Magical Mesa Verde

As soon as we crossed the state line Utah’s red rock and arid landscape melted into Colorado’s brisk air, pine trees, snow capped mountains, and flowing rivers. After spending two days stretching our legs in Boulder, visiting hip eateries and enjoying the view of the Rocky Mountains, we decided to spend the night at the Morefield Campground at the base of Mesa Verde National Forest.


The campground turned out to be my favorite of the whole trip! The campsites were little enclaves created by trees and  with a fire pit. Deer grazed on wild grass in the twilight, and the stars shone in the absence of any city lights.

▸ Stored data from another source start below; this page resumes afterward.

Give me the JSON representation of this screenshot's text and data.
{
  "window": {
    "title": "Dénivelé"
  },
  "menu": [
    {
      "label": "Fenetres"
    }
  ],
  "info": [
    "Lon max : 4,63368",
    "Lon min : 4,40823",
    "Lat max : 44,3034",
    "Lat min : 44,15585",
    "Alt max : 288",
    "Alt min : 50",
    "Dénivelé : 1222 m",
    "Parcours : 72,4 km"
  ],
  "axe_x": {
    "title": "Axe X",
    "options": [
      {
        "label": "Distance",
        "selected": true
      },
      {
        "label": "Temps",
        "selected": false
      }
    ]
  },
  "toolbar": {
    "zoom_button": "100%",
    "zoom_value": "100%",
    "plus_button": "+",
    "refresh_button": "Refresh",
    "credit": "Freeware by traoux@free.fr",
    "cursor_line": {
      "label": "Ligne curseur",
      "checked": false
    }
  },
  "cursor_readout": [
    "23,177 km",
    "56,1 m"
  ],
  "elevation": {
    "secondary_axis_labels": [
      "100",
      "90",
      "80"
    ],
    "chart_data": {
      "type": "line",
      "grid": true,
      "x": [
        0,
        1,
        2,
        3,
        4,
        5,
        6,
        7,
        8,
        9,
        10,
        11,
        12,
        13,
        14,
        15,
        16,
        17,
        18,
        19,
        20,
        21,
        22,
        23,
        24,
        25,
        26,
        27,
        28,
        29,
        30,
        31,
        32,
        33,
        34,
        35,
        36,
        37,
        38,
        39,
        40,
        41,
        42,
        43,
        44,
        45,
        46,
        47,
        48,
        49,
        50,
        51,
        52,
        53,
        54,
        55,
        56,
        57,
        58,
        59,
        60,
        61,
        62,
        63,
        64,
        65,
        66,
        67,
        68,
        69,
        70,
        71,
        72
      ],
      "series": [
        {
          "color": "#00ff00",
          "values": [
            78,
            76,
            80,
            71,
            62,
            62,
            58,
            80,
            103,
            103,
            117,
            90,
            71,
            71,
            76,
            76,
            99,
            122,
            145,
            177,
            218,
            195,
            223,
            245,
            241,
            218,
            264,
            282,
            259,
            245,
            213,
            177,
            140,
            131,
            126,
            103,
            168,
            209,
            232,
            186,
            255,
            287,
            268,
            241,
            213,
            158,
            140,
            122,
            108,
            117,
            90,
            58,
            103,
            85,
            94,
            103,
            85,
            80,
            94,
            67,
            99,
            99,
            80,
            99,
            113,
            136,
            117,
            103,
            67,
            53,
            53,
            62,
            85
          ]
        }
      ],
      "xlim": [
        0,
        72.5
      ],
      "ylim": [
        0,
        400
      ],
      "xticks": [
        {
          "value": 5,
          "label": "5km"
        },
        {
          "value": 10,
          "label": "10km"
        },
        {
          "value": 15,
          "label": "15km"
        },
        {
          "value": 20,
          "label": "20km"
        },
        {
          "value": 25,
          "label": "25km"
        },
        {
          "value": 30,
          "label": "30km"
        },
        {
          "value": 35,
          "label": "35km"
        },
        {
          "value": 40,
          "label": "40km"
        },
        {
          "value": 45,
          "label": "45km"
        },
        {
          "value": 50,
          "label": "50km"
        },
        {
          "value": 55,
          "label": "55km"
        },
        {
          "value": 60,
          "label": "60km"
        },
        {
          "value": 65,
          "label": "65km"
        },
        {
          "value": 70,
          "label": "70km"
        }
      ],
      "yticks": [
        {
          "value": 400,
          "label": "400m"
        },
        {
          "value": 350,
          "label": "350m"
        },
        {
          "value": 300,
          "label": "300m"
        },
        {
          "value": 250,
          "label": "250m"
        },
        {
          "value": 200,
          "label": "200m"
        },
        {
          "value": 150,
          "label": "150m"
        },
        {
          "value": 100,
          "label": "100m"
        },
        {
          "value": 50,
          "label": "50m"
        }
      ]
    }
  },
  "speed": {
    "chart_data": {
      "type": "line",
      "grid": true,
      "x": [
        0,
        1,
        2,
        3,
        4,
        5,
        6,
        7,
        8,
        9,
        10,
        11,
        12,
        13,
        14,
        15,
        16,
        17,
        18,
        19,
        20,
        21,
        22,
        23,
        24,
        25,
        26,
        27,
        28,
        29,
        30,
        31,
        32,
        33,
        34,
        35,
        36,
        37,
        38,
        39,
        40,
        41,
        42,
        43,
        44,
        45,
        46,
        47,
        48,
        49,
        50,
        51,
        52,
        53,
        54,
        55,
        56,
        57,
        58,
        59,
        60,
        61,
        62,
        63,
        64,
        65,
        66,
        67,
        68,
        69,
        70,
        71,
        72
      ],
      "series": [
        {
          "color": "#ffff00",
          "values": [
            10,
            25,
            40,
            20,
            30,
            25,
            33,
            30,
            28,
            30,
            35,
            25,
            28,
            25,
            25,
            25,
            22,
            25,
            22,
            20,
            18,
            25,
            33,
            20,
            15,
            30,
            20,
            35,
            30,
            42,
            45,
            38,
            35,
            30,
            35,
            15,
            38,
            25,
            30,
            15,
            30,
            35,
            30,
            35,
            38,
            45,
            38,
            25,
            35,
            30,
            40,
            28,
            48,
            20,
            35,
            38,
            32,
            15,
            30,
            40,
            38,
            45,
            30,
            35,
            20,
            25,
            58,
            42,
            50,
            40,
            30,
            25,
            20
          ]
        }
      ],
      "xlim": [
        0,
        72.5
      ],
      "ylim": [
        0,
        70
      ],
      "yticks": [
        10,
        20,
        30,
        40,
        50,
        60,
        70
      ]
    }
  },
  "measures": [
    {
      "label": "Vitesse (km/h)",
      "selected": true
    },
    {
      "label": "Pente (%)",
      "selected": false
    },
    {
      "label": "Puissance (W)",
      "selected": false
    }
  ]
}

The campsite was so perfectly camp-y straight out of a 1950’s outdoors magazine advertisement.



The Mesa Verde Cliff Dwellings are a must-see while camping in the area! The amazing Native American archaeological site is awe-inspiring, from the the incredibly winding drive to the top of the plateau that offers amazing views of uninhabited forest, to the actual site; the whole experience is such an adventure.




We hiked the short dusty winding trail to Spruce Tree House. The Anasazi tribe lived in the 130 room ancient apartment complex over 800 years ago. Visitors can explore is a reconstructed kiva which is a small underground house that maintained a solid 50 degrees year-round, providing a sanctuary from the heat during summer and a cozy hideaway in during the winter where a small fire was lit and ventilated to warm the room. The kiva is the cutting edge technological feature topping an already amazing archaeological site.



The site gave me almost the same feelings of wonder as I felt at the ruins of Ancient Rome; a sort of magical feeling of being in the presence of something people created much longer ago than I can comprehend. At the end of a day of exploring we retreated to our absolute perfect camp ground basking in the satisfaction of the day’s adventure and roasting some weenies.